We live in a novel time when a 30-something can look back on his childhood and see all the technology of his youth as obsolete. With its strong doses of hipstery sentimentality for all things from the 80s and early 90s, Kofke and Chambers’s The Ends struggles to maintain integrity, especially with a perfunctory viewing. Youth culture’s endless affinity for the ironic implementation of Ataris, Cameros, and floppy disks to make cursory statements, such as those found on internet memes and in kitschy t-shirts (not to mention an endless list of gallery walls), stands to hinder delving beneath the surface of this show. But regardless of its hipster-savvy aesthetics, the show posits a series of deeper questions, such as, “Why are we sentimental for technology at all?” Perhaps nostalgia is not based on memories of a time period that was better, but of a time when we were better; the technology of our youth only reminds us of that time.
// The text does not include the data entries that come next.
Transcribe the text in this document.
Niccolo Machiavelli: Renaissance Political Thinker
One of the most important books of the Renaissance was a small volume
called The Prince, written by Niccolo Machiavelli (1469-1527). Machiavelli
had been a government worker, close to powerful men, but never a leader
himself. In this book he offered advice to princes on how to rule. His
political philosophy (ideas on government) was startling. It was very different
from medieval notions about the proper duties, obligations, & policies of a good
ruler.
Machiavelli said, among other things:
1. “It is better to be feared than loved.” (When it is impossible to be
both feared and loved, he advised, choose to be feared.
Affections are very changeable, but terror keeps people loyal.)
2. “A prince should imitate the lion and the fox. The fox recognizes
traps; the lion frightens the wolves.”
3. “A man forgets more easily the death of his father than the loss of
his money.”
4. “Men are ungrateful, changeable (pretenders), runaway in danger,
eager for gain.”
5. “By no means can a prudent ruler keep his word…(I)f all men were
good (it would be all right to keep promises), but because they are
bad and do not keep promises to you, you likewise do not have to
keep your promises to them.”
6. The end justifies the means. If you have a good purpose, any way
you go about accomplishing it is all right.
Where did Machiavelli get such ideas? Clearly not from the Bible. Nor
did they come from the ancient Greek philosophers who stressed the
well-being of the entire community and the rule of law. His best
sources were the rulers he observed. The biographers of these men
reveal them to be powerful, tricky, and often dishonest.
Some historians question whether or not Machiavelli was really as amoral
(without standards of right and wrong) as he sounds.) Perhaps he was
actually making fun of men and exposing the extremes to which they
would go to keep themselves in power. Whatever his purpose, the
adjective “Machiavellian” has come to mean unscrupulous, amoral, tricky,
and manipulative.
In an email, Chambers stated that he has had similar, visceral feelings from interacting with ‘dead’ technology as when seeing video of friends who have passed. But how long will technology be able to hold this sentimental effect? As our civilization supposedly approaches the technological singularity, a time when technology changes so fast that we humans will have to augment ourselves with machines to keep pace, this show makes me wonder if future generations will have enough time to develop a sentimentality for the things of their past? Will VH1’s Youtube feed be airing “I Love January 2021” in February of 2021? Could, as my editor, Rachel Chamberlain, suggests, a feedback loop develop where we are always instantly nostalgic for ourselves? (Instagram, anyone?)
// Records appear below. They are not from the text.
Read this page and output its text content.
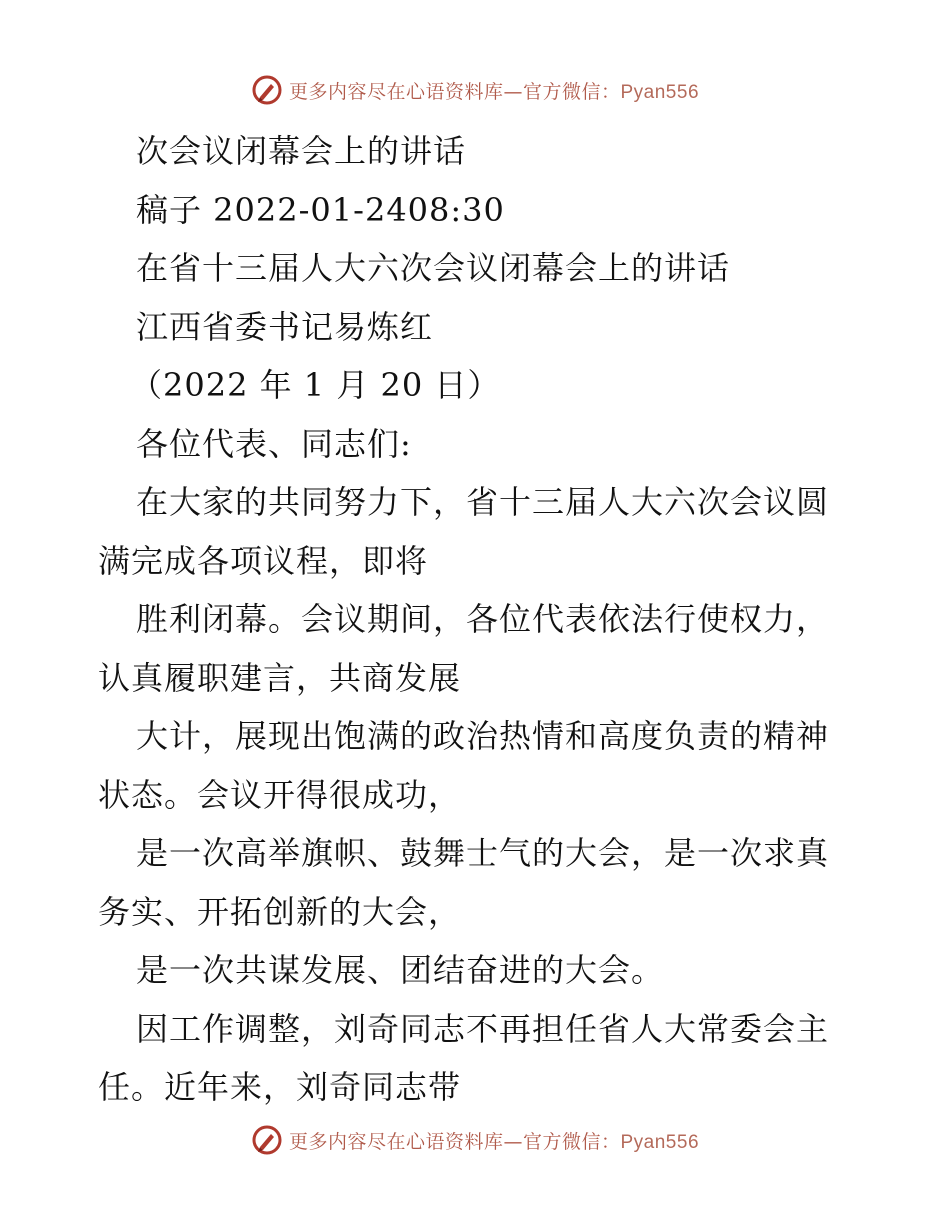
更多内容尽在心语资料库—官方微信：Pyan556
次会议闭幕会上的讲话
稿子 2022-01-2408:30
在省十三届人大六次会议闭幕会上的讲话
江西省委书记易炼红
（2022 年 1 月 20 日）
各位代表、同志们:
在大家的共同努力下，省十三届人大六次会议圆
满完成各项议程，即将
胜利闭幕。会议期间，各位代表依法行使权力，
认真履职建言，共商发展
大计，展现出饱满的政治热情和高度负责的精神
状态。会议开得很成功，
是一次高举旗帜、鼓舞士气的大会，是一次求真
务实、开拓创新的大会，
是一次共谋发展、团结奋进的大会。
因工作调整，刘奇同志不再担任省人大常委会主
任。近年来，刘奇同志带
更多内容尽在心语资料库—官方微信：Pyan556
The odor I smelled when I walked into the show was not nostalgia. Well, not exactly. It was actually creosote soaked rail-road ties, upon which the Fiero was perched. Creosote is a chemical that is derived from the distillation of tar and can be used as a preservative, a fitting metaphor for the distilled childhood memories Kofke and Chambers have preserved in this show. Ultimately though, The Ends is not solely about sentimentality, it is about, as the press release puts it: “The material of the recent past [being] used to communicate an understanding of the recent past and, by default, now.”
Recorded history is a mirror; it functions to augment our memory; it reminds us of the things we wanted to happen differently, and asks us to try to make the right decisions in the future. The Challenger explosion makes us think of the recent end of the shuttle program; the Korean Airline Massacre reminds us of 9-11; the corresponding relationship with Russia mimics our struggles to come to terms with Afghanistan and North Korea. These tragedies together with the attacks of 9-11 remind us of Babel-esque analogies to America. The DeLorean, by way of the Fiero, reminds us of Back to the Future, and the age-old question of whether the future is controlled by destiny: Is the future destined to repeat the past, or can we actually learn from the past and positively affect the future? For me, The Ends shows that the odor of nostalgia is not only the stench of rotting corpses, but also the musk of history books, both of which compel us to actively shape the times to come.
Chris Chambers and Jason Kofke’s The Ends will officially remain up through Saturday, April 28, 2012; though word on the street is that the show may be up for a little while longer. What’s certain is that this exhibition is consistently changing, so if you’ve seen it already, you’re bound to be in for new surprises later. Check out The Ends at Beep Beep Gallery from noon to 6PM, Wednesdays through Saturdays.